И она взглянула на него так, как никогда еще не глядела. Он почувствовал, что его руки держат душу – живой источник, прекрасный и драгоценный.
– Фоскарина, Фоскарина! Моя душа! Моя жизнь! О, да! Ты можешь дать мне больше чем любовь, я это знаю. И все ничтожно в сравнении с тем, что даешь мне ты, и никто не заменит мне тебя на моем пути. Верь мне! Верь! Я повторял тебе это часто, помнишь? Даже тогда, когда ты еще не принадлежала мне, когда наш договор еще стоял между нами.
Продолжая держать ее лицо в ладонях, он наклонился и страстно поцеловал ее в губы.
Она содрогнулась до мозга костей, ледяная струя снова коснулась ее и пронизала насквозь.
– Нет, нет… не надо… – молила она вся бледная, отворачиваясь от Стелио. Ее грудь вздымалась, как во сне, нагнулась она, чтобы поднять упавшие фиалки.
– Договор? – произнесла она после минутного молчания.
Слышался треск неподдающегося пламени угля, дождь хлестал по камням и веткам. Время от времени этот шум подражал морю, вызывал в памяти образы унылого одиночества, неприветливой дали, людей, блуждающих под гнетом судьбы.
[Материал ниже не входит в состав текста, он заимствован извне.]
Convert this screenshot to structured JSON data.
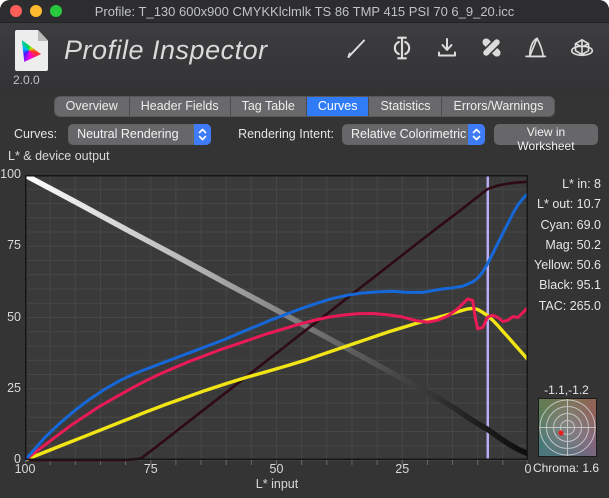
{
  "window": {
    "title": "Profile: T_130 600x900 CMYKKlclmlk TS 86 TMP 415 PSI 70 6_9_20.icc"
  },
  "header": {
    "app_title": "Profile Inspector",
    "version": "2.0.0",
    "toolbar_icons": [
      "pencil-icon",
      "measure-phi-icon",
      "download-icon",
      "bandage-icon",
      "gamut-curve-icon",
      "cube-3d-icon"
    ]
  },
  "colors": {
    "accent_blue": "#2f7cf6",
    "traffic": [
      "#ff5f58",
      "#febb2e",
      "#28c83f"
    ],
    "cursor": "#b6adf6"
  },
  "tabs": {
    "items": [
      "Overview",
      "Header Fields",
      "Tag Table",
      "Curves",
      "Statistics",
      "Errors/Warnings"
    ],
    "selected": "Curves"
  },
  "controls": {
    "curves_label": "Curves:",
    "curves_value": "Neutral Rendering",
    "intent_label": "Rendering Intent:",
    "intent_value": "Relative Colorimetric",
    "worksheet_button": "View in Worksheet"
  },
  "chart_data": {
    "type": "line",
    "title": "L* & device output",
    "xlabel": "L* input",
    "x_reversed": true,
    "xlim": [
      100,
      0
    ],
    "ylim": [
      0,
      100
    ],
    "grid_step": 5,
    "grid_on": true,
    "xticks": [
      100,
      75,
      50,
      25,
      0
    ],
    "yticks": [
      100,
      75,
      50,
      25,
      0
    ],
    "cursor": {
      "x": 8,
      "color": "#b6adf6"
    },
    "series": [
      {
        "name": "L* out",
        "color": "gradient",
        "width": 5.5,
        "gradient_stops": [
          [
            "0%",
            "#ffffff"
          ],
          [
            "35%",
            "#b2b2b2"
          ],
          [
            "65%",
            "#5e5e5e"
          ],
          [
            "90%",
            "#1e1e1e"
          ],
          [
            "100%",
            "#0c0c0c"
          ]
        ],
        "points": [
          [
            100,
            100
          ],
          [
            95,
            95.3
          ],
          [
            90,
            90.6
          ],
          [
            85,
            85.8
          ],
          [
            80,
            81
          ],
          [
            75,
            76.3
          ],
          [
            70,
            71.6
          ],
          [
            65,
            66.8
          ],
          [
            60,
            62
          ],
          [
            55,
            57.3
          ],
          [
            50,
            52.6
          ],
          [
            45,
            47.8
          ],
          [
            40,
            43
          ],
          [
            35,
            38.2
          ],
          [
            30,
            33.4
          ],
          [
            25,
            28.6
          ],
          [
            20,
            23.8
          ],
          [
            17,
            20.8
          ],
          [
            14,
            17.5
          ],
          [
            12,
            15
          ],
          [
            10,
            12.8
          ],
          [
            8,
            10.7
          ],
          [
            6,
            8.2
          ],
          [
            4,
            5.8
          ],
          [
            2,
            3.8
          ],
          [
            0,
            2.2
          ]
        ]
      },
      {
        "name": "Black",
        "color": "#2e0a15",
        "width": 2.6,
        "points": [
          [
            100,
            0
          ],
          [
            80,
            0
          ],
          [
            77,
            0.5
          ],
          [
            74,
            4.5
          ],
          [
            70,
            10
          ],
          [
            66,
            15.5
          ],
          [
            62,
            21
          ],
          [
            58,
            26.5
          ],
          [
            54,
            32
          ],
          [
            50,
            37.5
          ],
          [
            46,
            43
          ],
          [
            42,
            48.5
          ],
          [
            38,
            54
          ],
          [
            34,
            59.5
          ],
          [
            30,
            65
          ],
          [
            26,
            70.5
          ],
          [
            22,
            76
          ],
          [
            18,
            81.5
          ],
          [
            15,
            85.5
          ],
          [
            13,
            88.2
          ],
          [
            11,
            91
          ],
          [
            10,
            92.3
          ],
          [
            9,
            93.8
          ],
          [
            8,
            95.1
          ],
          [
            6,
            96.3
          ],
          [
            4,
            97
          ],
          [
            2,
            97.4
          ],
          [
            0,
            97.6
          ]
        ]
      },
      {
        "name": "Yellow",
        "color": "#f2e515",
        "width": 3.4,
        "points": [
          [
            100,
            0
          ],
          [
            96,
            2.8
          ],
          [
            92,
            5.6
          ],
          [
            88,
            8.4
          ],
          [
            84,
            11.2
          ],
          [
            80,
            14
          ],
          [
            76,
            16.8
          ],
          [
            72,
            19.5
          ],
          [
            68,
            22
          ],
          [
            64,
            24.5
          ],
          [
            60,
            26.8
          ],
          [
            56,
            29
          ],
          [
            52,
            31
          ],
          [
            48,
            33
          ],
          [
            44,
            35.2
          ],
          [
            40,
            37.6
          ],
          [
            36,
            40
          ],
          [
            32,
            42.4
          ],
          [
            28,
            44.8
          ],
          [
            24,
            47
          ],
          [
            21,
            48.6
          ],
          [
            18,
            50
          ],
          [
            16,
            51
          ],
          [
            14,
            52
          ],
          [
            12,
            53
          ],
          [
            11,
            53.2
          ],
          [
            10,
            52.8
          ],
          [
            9,
            51.8
          ],
          [
            8,
            50.6
          ],
          [
            7,
            49
          ],
          [
            6,
            47.2
          ],
          [
            5,
            45.2
          ],
          [
            4,
            43.2
          ],
          [
            3,
            41.2
          ],
          [
            2,
            39.2
          ],
          [
            1,
            37.2
          ],
          [
            0,
            35.2
          ]
        ]
      },
      {
        "name": "Mag",
        "color": "#ea1a56",
        "width": 3,
        "points": [
          [
            100,
            0
          ],
          [
            97,
            4
          ],
          [
            94,
            8
          ],
          [
            91,
            12
          ],
          [
            88,
            15.5
          ],
          [
            85,
            19
          ],
          [
            82,
            22
          ],
          [
            79,
            25
          ],
          [
            76,
            27.8
          ],
          [
            73,
            30.3
          ],
          [
            70,
            32.6
          ],
          [
            67,
            34.8
          ],
          [
            64,
            36.8
          ],
          [
            61,
            38.8
          ],
          [
            58,
            40.6
          ],
          [
            55,
            42.4
          ],
          [
            52,
            44.2
          ],
          [
            49,
            45.8
          ],
          [
            46,
            47.4
          ],
          [
            43,
            48.8
          ],
          [
            40,
            50
          ],
          [
            37,
            50.8
          ],
          [
            34,
            51.3
          ],
          [
            31,
            51.4
          ],
          [
            28,
            51
          ],
          [
            25,
            50.2
          ],
          [
            22,
            48.8
          ],
          [
            20,
            48.4
          ],
          [
            18,
            49
          ],
          [
            16,
            50.5
          ],
          [
            14,
            53
          ],
          [
            12,
            56.5
          ],
          [
            11,
            56
          ],
          [
            10.5,
            50
          ],
          [
            10,
            46
          ],
          [
            9,
            46.5
          ],
          [
            8,
            50.2
          ],
          [
            7,
            50.8
          ],
          [
            6,
            50
          ],
          [
            5,
            48.6
          ],
          [
            4,
            49
          ],
          [
            3,
            50.3
          ],
          [
            2,
            50
          ],
          [
            1,
            51.8
          ],
          [
            0,
            53.5
          ]
        ]
      },
      {
        "name": "Cyan",
        "color": "#1668d9",
        "width": 3,
        "points": [
          [
            100,
            0
          ],
          [
            98,
            4
          ],
          [
            96,
            8
          ],
          [
            93,
            13
          ],
          [
            90,
            17.5
          ],
          [
            87,
            21.5
          ],
          [
            84,
            25
          ],
          [
            81,
            28
          ],
          [
            78,
            30.5
          ],
          [
            75,
            32.5
          ],
          [
            72,
            34.5
          ],
          [
            69,
            36.5
          ],
          [
            66,
            38.5
          ],
          [
            63,
            40.5
          ],
          [
            60,
            42.5
          ],
          [
            57,
            44.8
          ],
          [
            54,
            47
          ],
          [
            51,
            49.2
          ],
          [
            48,
            51.2
          ],
          [
            45,
            53.2
          ],
          [
            42,
            55
          ],
          [
            39,
            56.6
          ],
          [
            36,
            57.8
          ],
          [
            33,
            58.6
          ],
          [
            30,
            59
          ],
          [
            27,
            59.2
          ],
          [
            24,
            58.8
          ],
          [
            21,
            58.8
          ],
          [
            19,
            59.4
          ],
          [
            17,
            60
          ],
          [
            15,
            60.4
          ],
          [
            13,
            61
          ],
          [
            11,
            62.5
          ],
          [
            10,
            63.8
          ],
          [
            9,
            66
          ],
          [
            8,
            69
          ],
          [
            7,
            72.5
          ],
          [
            6,
            76
          ],
          [
            5,
            79.5
          ],
          [
            4,
            83
          ],
          [
            3,
            86.5
          ],
          [
            2,
            89.5
          ],
          [
            1,
            91.8
          ],
          [
            0,
            93.5
          ]
        ]
      }
    ]
  },
  "readout": {
    "rows": [
      {
        "label": "L* in:",
        "value": "8"
      },
      {
        "label": "L* out:",
        "value": "10.7"
      },
      {
        "label": "Cyan:",
        "value": "69.0"
      },
      {
        "label": "Mag:",
        "value": "50.2"
      },
      {
        "label": "Yellow:",
        "value": "50.6"
      },
      {
        "label": "Black:",
        "value": "95.1"
      },
      {
        "label": "TAC:",
        "value": "265.0"
      }
    ]
  },
  "chroma": {
    "coords": "-1.1,-1.2",
    "label": "Chroma:",
    "value": "1.6"
  }
}
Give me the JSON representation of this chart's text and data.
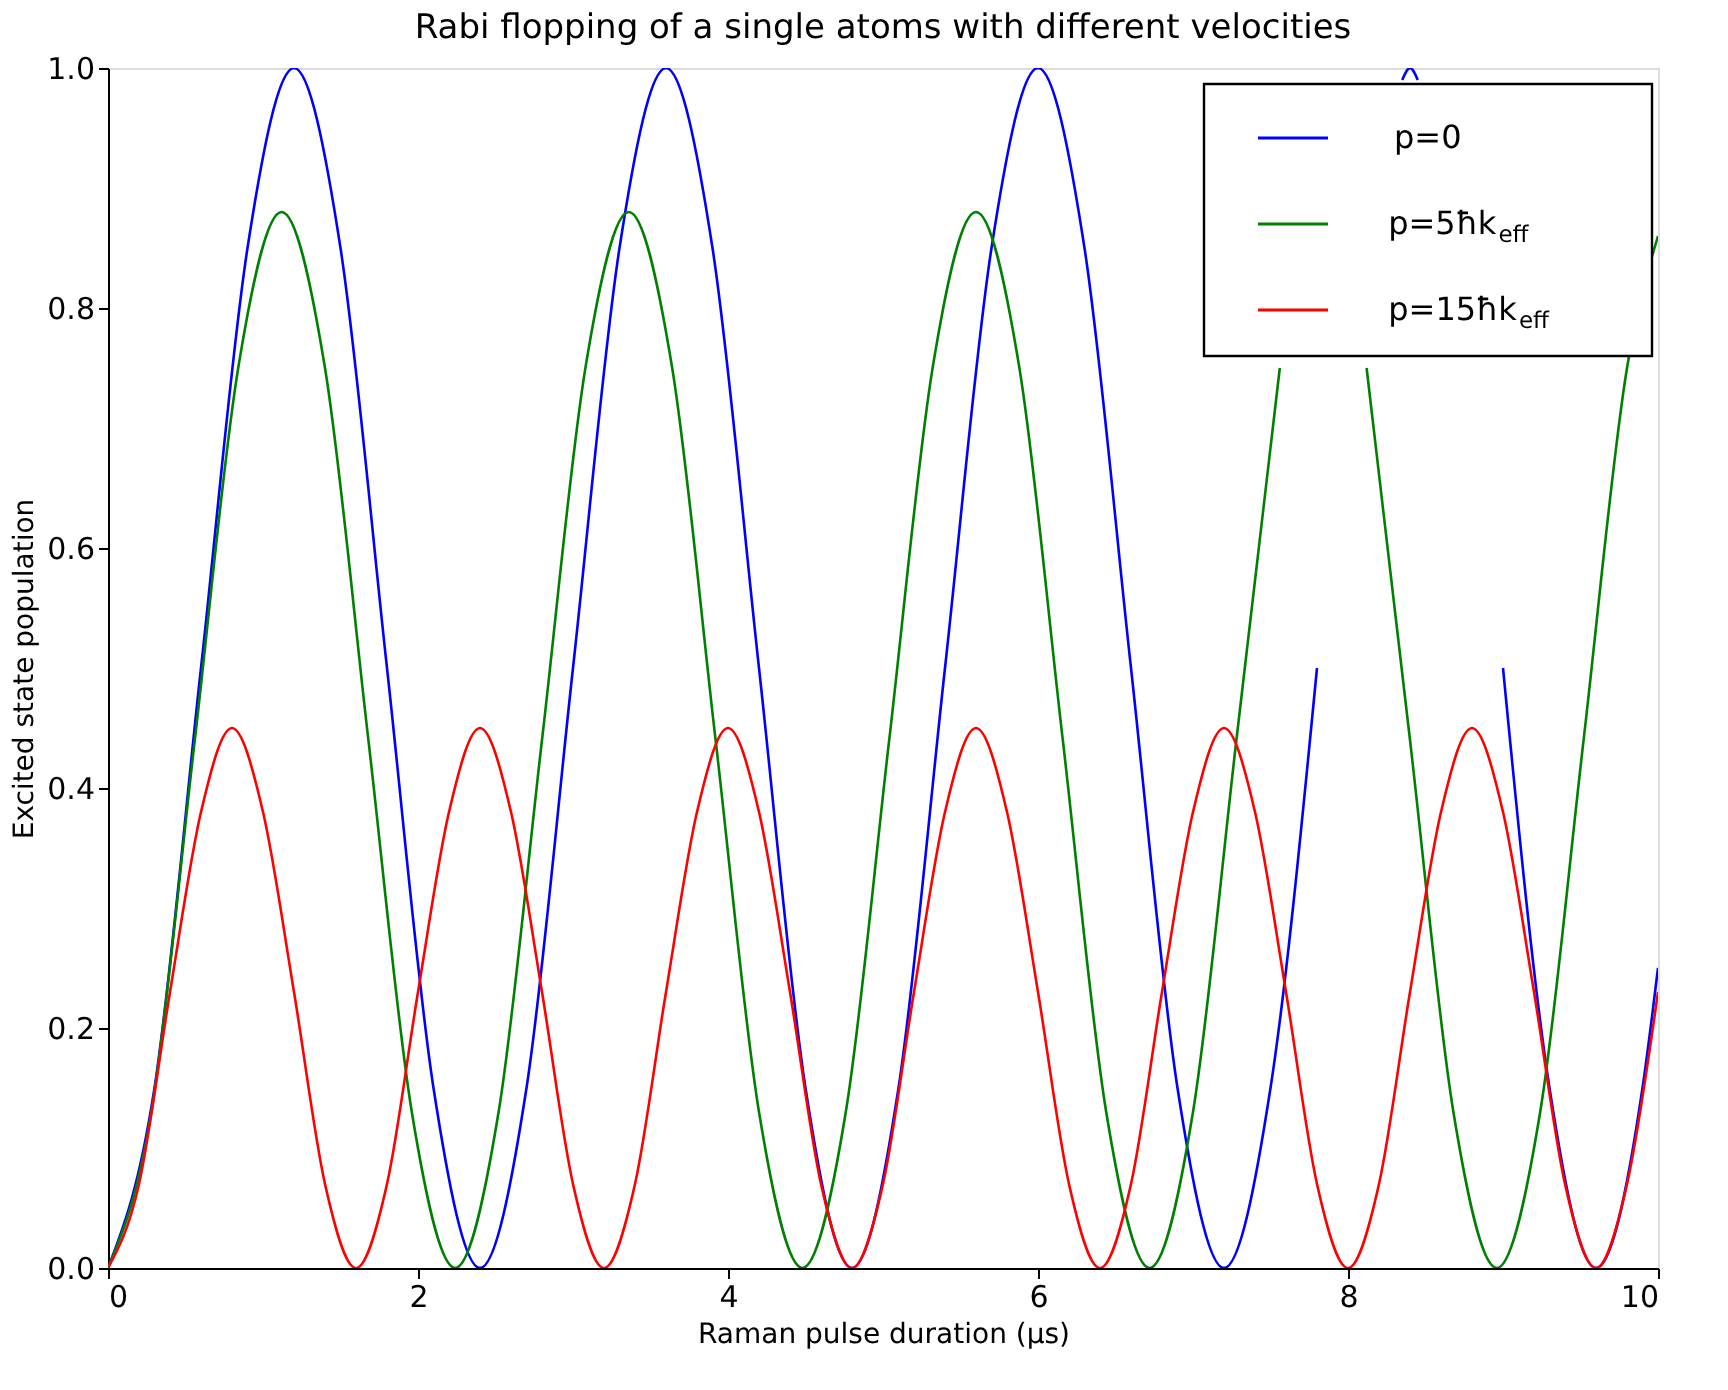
{
  "chart_data": {
    "type": "line",
    "title": "Rabi flopping of a single atoms with different velocities",
    "xlabel": "Raman pulse duration (μs)",
    "ylabel": "Excited state population",
    "xlim": [
      0,
      10
    ],
    "xticks": [
      0,
      2,
      4,
      6,
      8,
      10
    ],
    "ylim": [
      0,
      1
    ],
    "yticks": [
      {
        "value": 0,
        "label": "0.0"
      },
      {
        "value": 0.2,
        "label": "0.2"
      },
      {
        "value": 0.4,
        "label": "0.4"
      },
      {
        "value": 0.6,
        "label": "0.6"
      },
      {
        "value": 0.8,
        "label": "0.8"
      },
      {
        "value": 1,
        "label": "1.0"
      }
    ],
    "grid": false,
    "legend": "top right",
    "line_style": "solid",
    "marker": "none",
    "series": [
      {
        "name": "p=0",
        "color": "#0000ff",
        "x": [
          0,
          0.3,
          0.6,
          0.9,
          1.2,
          1.5,
          1.8,
          2.1,
          2.4,
          2.7,
          3,
          3.3,
          3.6,
          3.9,
          4.2,
          4.5,
          4.8,
          5.1,
          5.4,
          5.7,
          6,
          6.3,
          6.6,
          6.9,
          7.2,
          7.5,
          7.8,
          8.1,
          8.35,
          8.4,
          8.45,
          8.7,
          9,
          9.3,
          9.6,
          9.9,
          10
        ],
        "values": [
          0,
          0.15,
          0.5,
          0.85,
          1,
          0.85,
          0.5,
          0.15,
          0,
          0.15,
          0.5,
          0.85,
          1,
          0.85,
          0.5,
          0.15,
          0,
          0.15,
          0.5,
          0.85,
          1,
          0.85,
          0.5,
          0.15,
          0,
          0.15,
          0.5,
          null,
          0.99,
          1,
          0.99,
          null,
          0.5,
          0.15,
          0,
          0.15,
          0.25
        ]
      },
      {
        "name": "p=5ħk$_{eff}$",
        "color": "#008000",
        "x": [
          0,
          0.28,
          0.56,
          0.84,
          1.12,
          1.4,
          1.68,
          1.96,
          2.24,
          2.52,
          2.8,
          3.08,
          3.36,
          3.64,
          3.92,
          4.2,
          4.48,
          4.76,
          5.04,
          5.32,
          5.6,
          5.88,
          6.16,
          6.44,
          6.72,
          7,
          7.28,
          7.56,
          7.84,
          8.12,
          8.4,
          8.68,
          8.96,
          9.24,
          9.52,
          9.8,
          10
        ],
        "values": [
          0,
          0.13,
          0.44,
          0.75,
          0.88,
          0.75,
          0.44,
          0.13,
          0,
          0.13,
          0.44,
          0.75,
          0.88,
          0.75,
          0.44,
          0.13,
          0,
          0.13,
          0.44,
          0.75,
          0.88,
          0.75,
          0.44,
          0.13,
          0,
          0.13,
          0.44,
          0.75,
          null,
          0.75,
          0.44,
          0.13,
          0,
          0.13,
          0.44,
          0.75,
          0.86
        ]
      },
      {
        "name": "p=15ħk$_{eff}$",
        "color": "#ff0000",
        "x": [
          0,
          0.2,
          0.4,
          0.6,
          0.8,
          1,
          1.2,
          1.4,
          1.6,
          1.8,
          2,
          2.2,
          2.4,
          2.6,
          2.8,
          3,
          3.2,
          3.4,
          3.6,
          3.8,
          4,
          4.2,
          4.4,
          4.6,
          4.8,
          5,
          5.2,
          5.4,
          5.6,
          5.8,
          6,
          6.2,
          6.4,
          6.6,
          6.8,
          7,
          7.2,
          7.4,
          7.6,
          7.8,
          8,
          8.2,
          8.4,
          8.6,
          8.8,
          9,
          9.2,
          9.4,
          9.6,
          9.8,
          10
        ],
        "values": [
          0,
          0.07,
          0.23,
          0.38,
          0.45,
          0.38,
          0.23,
          0.07,
          0,
          0.07,
          0.23,
          0.38,
          0.45,
          0.38,
          0.23,
          0.07,
          0,
          0.07,
          0.23,
          0.38,
          0.45,
          0.38,
          0.23,
          0.07,
          0,
          0.07,
          0.23,
          0.38,
          0.45,
          0.38,
          0.23,
          0.07,
          0,
          0.07,
          0.23,
          0.38,
          0.45,
          0.38,
          0.23,
          0.07,
          0,
          0.07,
          0.23,
          0.38,
          0.45,
          0.38,
          0.23,
          0.07,
          0,
          0.07,
          0.23
        ]
      }
    ]
  }
}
– Зачем мы нарушили наш договор?
Стелио пристально следил за языками огня в камине, в его открытых ладонях оставалось необыкновенное ощущение – чудесный отпечаток этого человеческого лица, озаренного великой красотой.
– Зачем? – повторила горестно женщина. – Ах, признайся, признайся – ты тоже в ту ночь, ранее, чем нас охватило и увлекло слепое безумие, ты тоже предчувствовал гибель и крушение всего, всего, ты тоже сознавал, что мы не должны уступать, если хотим спасти лучшую часть самих себя – эту опьяняющую силу, казавшуюся мне единственной роскошью моей жизни. Признайся, Стелио, скажи правду! Я почти могла бы напомнить тебе минуту, когда ты услышал внутренний голос предостережения. Разве это не было там, на воде, в час нашего возвращения в обществе Донателлы.
Прежде чем произнести ее имя, она колебалась с минуту, а затем почувствовала почти физическую горечь – горечь, спустившуюся из ее уст в глубину ее души, как будто буквы этого имени были для нее отравой. Она страдала, ожидая его ответа.
– Я потерял способность оглядываться на прошлое, Фоска, – ответил Стелио, – да я бы и не хотел этого делать. Мое лучшее «я» не потеряно для меня. Мне нравится, что твоя душа воплощается в твоих жадных устах, что твое лицо бледнеет при моем прикосновении и что ты идешь навстречу моим желаниям.
– Замолчи! Замолчи! – молила она. – Перестань мучить меня. Не мешай мне рассказать тебе мое горе. Отчего не придешь ты на помощь мне?
Она откинула голову немного назад, на подушки дивана, и сжалась, точно под жестокими ударами, устремив пристальный взор на пламя камина и избегая смотреть на своего возлюбленного.
– Не раз читала я в твоих глазах нечто, внушающее мне ужас, – наконец выговорила она с усилием, глухим голосом.
Он вздрогнул, но не посмел ей противоречить.
– Да, ужас, – повторила она более отчетливо, неумолимая к самой себе, победив свою слабость и овладев своим мужеством.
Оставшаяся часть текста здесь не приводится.